Ho accennato prima alla mia patologia visiva: sono affetta da degenerazione maculare congenita, per fortuna stabile da anni, ma per paure mie e dei miei non ho neanche provato a imparare ad andare in giro da sola ed essere più autonoma. Ero sola e mi attaccavo a persone molto più grandi di me.
Stavo bene solo quando cantavo, scrivevo le mie canzoni e le incidevo. A diciotto anni mi sono trasferita a Roma, e dopo la laurea triennale ho fatto sedere tutta la mia famiglia e ho detto: «adesso però vorrei provare davvero a fare quello che voglio». Così frequento un conservatorio parificato, lavoricchio, anche se mamma vorrebbe per me un posto fisso, e ho anche trovato l'amore, una persona che mi ama per come sono e non vuole cambiarmi, escludermi o reprimermi.
Ho seguito un corso di orientamento per ipovedenti e, sebbene non possa guidare, mi muovo da sola con i mezzi. Il giorno in cui ho fatto cinque fermate di autobus per andare a casa della mia migliore amica da sola, avrei voluto stappare una bottiglia di champagne.
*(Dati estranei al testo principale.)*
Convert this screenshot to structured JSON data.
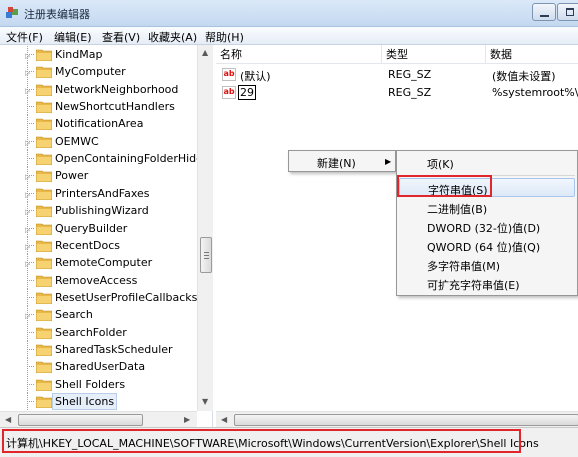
{
  "window": {
    "title": "注册表编辑器"
  },
  "menu": [
    "文件(F)",
    "编辑(E)",
    "查看(V)",
    "收藏夹(A)",
    "帮助(H)"
  ],
  "tree": {
    "items": [
      {
        "label": "KindMap",
        "expandable": true
      },
      {
        "label": "MyComputer",
        "expandable": true
      },
      {
        "label": "NetworkNeighborhood",
        "expandable": true
      },
      {
        "label": "NewShortcutHandlers",
        "expandable": false
      },
      {
        "label": "NotificationArea",
        "expandable": false
      },
      {
        "label": "OEMWC",
        "expandable": true
      },
      {
        "label": "OpenContainingFolderHidde",
        "expandable": false
      },
      {
        "label": "Power",
        "expandable": true
      },
      {
        "label": "PrintersAndFaxes",
        "expandable": true
      },
      {
        "label": "PublishingWizard",
        "expandable": true
      },
      {
        "label": "QueryBuilder",
        "expandable": true
      },
      {
        "label": "RecentDocs",
        "expandable": true
      },
      {
        "label": "RemoteComputer",
        "expandable": true
      },
      {
        "label": "RemoveAccess",
        "expandable": false
      },
      {
        "label": "ResetUserProfileCallbacks",
        "expandable": false
      },
      {
        "label": "Search",
        "expandable": true
      },
      {
        "label": "SearchFolder",
        "expandable": false
      },
      {
        "label": "SharedTaskScheduler",
        "expandable": false
      },
      {
        "label": "SharedUserData",
        "expandable": false
      },
      {
        "label": "Shell Folders",
        "expandable": false
      },
      {
        "label": "Shell Icons",
        "expandable": false,
        "selected": true
      }
    ]
  },
  "list": {
    "columns": [
      "名称",
      "类型",
      "数据"
    ],
    "rows": [
      {
        "name": "(默认)",
        "type": "REG_SZ",
        "data": "(数值未设置)"
      },
      {
        "name": "29",
        "type": "REG_SZ",
        "data": "%systemroot%\\S"
      }
    ]
  },
  "context_menu": {
    "new_label": "新建(N)"
  },
  "submenu": {
    "items": [
      "项(K)",
      "字符串值(S)",
      "二进制值(B)",
      "DWORD (32-位)值(D)",
      "QWORD (64 位)值(Q)",
      "多字符串值(M)",
      "可扩充字符串值(E)"
    ]
  },
  "status": {
    "path": "计算机\\HKEY_LOCAL_MACHINE\\SOFTWARE\\Microsoft\\Windows\\CurrentVersion\\Explorer\\Shell Icons"
  },
  "colors": {
    "highlight_border": "#e0262b",
    "folder": "#e8b949"
  }
}
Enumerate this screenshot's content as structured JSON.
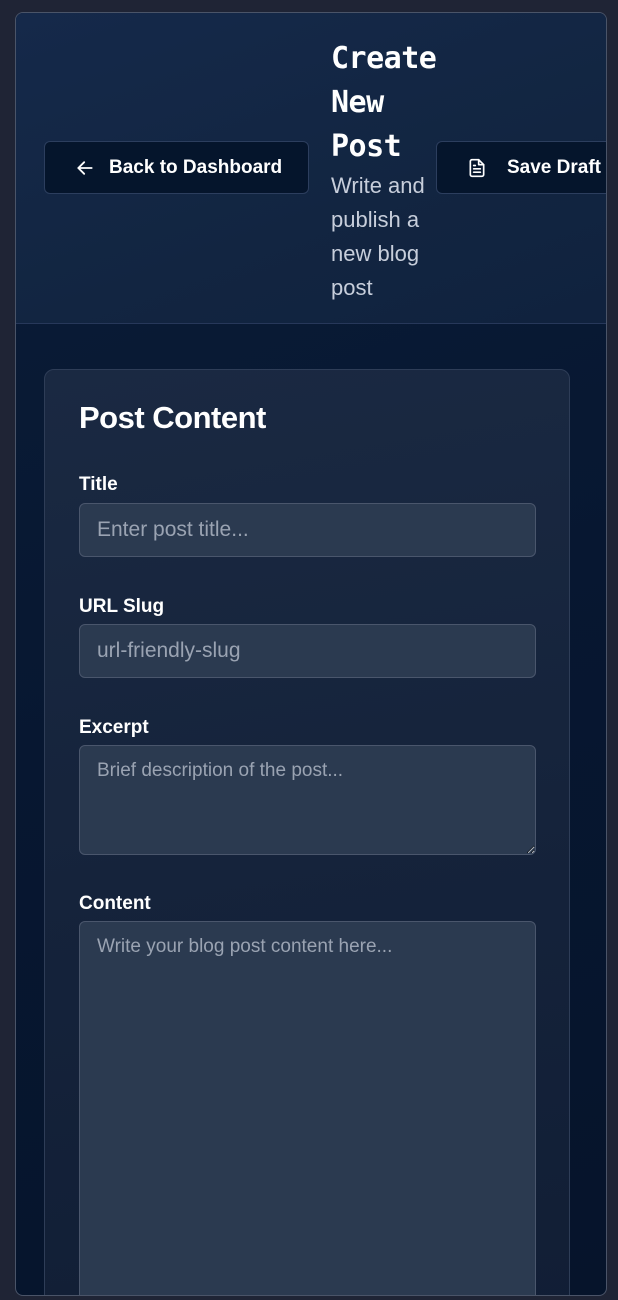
{
  "header": {
    "back_label": "Back to Dashboard",
    "back_icon": "arrow-left-icon",
    "title_lines": [
      "Create",
      "New",
      "Post"
    ],
    "subtitle_lines": [
      "Write and",
      "publish a",
      "new blog",
      "post"
    ],
    "save_draft_label": "Save Draft",
    "save_draft_icon": "document-icon"
  },
  "form": {
    "section_title": "Post Content",
    "title_label": "Title",
    "title_placeholder": "Enter post title...",
    "title_value": "",
    "slug_label": "URL Slug",
    "slug_placeholder": "url-friendly-slug",
    "slug_value": "",
    "excerpt_label": "Excerpt",
    "excerpt_placeholder": "Brief description of the post...",
    "excerpt_value": "",
    "content_label": "Content",
    "content_placeholder": "Write your blog post content here...",
    "content_value": ""
  },
  "colors": {
    "page_bg": "#1f2435",
    "header_bg": "#15294a",
    "button_bg": "#05152c",
    "card_bg": "#1a2942",
    "input_bg": "#2b3a50",
    "text": "#ffffff",
    "muted_text": "#c7cedb"
  }
}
Tutto sommato sto bene, ma il modo in cui sono stata trattata dagli altri per buona parte della mia vita mi ha lasciato profonde insicurezze, che si ripercuotono sui miei rapporti odierni. Per questo da più di un anno sono in terapia da una bravissima psicologa, con l'aiuto della quale sto cercando di scacciare i fantasmi di persone che mi ripetevano che se non ero esattamente uguale a loro non andavo bene. Ora ho amicizie sincere, che ringrazio dal profondo del cuore, perché hanno piacere di stare con Flavia. Cerco di seguire la legge di attrazione, di vedere in ogni cosa il lato positivo. Dopo quasi ogni momento di sofferenza ho scritto una canzone. È il caso di Versi di fiato, l'ultima che ho pubblicato su YouTube scritta durante il lockdown, vissuto malissimo a causa del mio pessimo rapporto con la solitudine, che ha il potere di far riaffiorare ogni mia ansia. Proprio ora, mentre finisco di scrivere, un raggio di sole è entrato dalla finestra. Sembrerà banale ma voglio prenderlo come un buon augurio, un segno che prima o poi riuscirò a realizzarmi e a capire che sono una persona degna di stima e amore.
Flavia
Cara Flavia
è arrivato il momento di lasciarti dolore e passato alle spalle. Hai fatto bene a raccontarmi quello che hai passato, come un esercizio catartico per liberarti dei tuoi fantasmi. Ma adesso guarda avanti e pensa solo a stare bene. Con la tua musica, il tuo fidanzato, gli amici intelligenti ed empatici che hai ammesso e ammetterai nella tua vita. Le note sono un potente balsamo per l’anima, come la tua storia dimostra e quindi canta, suona, condividi con il pubblico la tua arte. Oggi i palcoscenici sono tanti, non solo fisici, e questo da opportunità in più. Capisco tua madre che vorrebbe per te un posto fisso, ma da quello che mi hai raccontato oltre quello che dice per dovere di ruolo, mi pare che sappia benissimo cosa ti fa felice. Supportandoti sempre. Un grande dono, questo. Cerca le cose positive che sono nella tua vita e sotterra la stupidità e la cattiveria in cui sei inciampata fino a qui. Purtroppo il fenomeno del bullismo è diffuso, sempre di più e le responsabilità non sono solo della scuola ma anche dei genitori che non sanno educare al rispetto i loro figli, facendo un danno enorme al mondo.
Roberto Vecchioni ti può “consigliare” meglio di me con le sue note: «E ti diranno parole rosse come il sangue, nere come la notte. Ma non è vero, ragazzo che la ragione sta sempre col più forte. Io conosco poeti che spostano i fiumi con il pensiero e naviganti infiniti che sanno parlare con il cielo. Chiudi gli occhi, ragazzo e credi solo a quel che vedi dentro».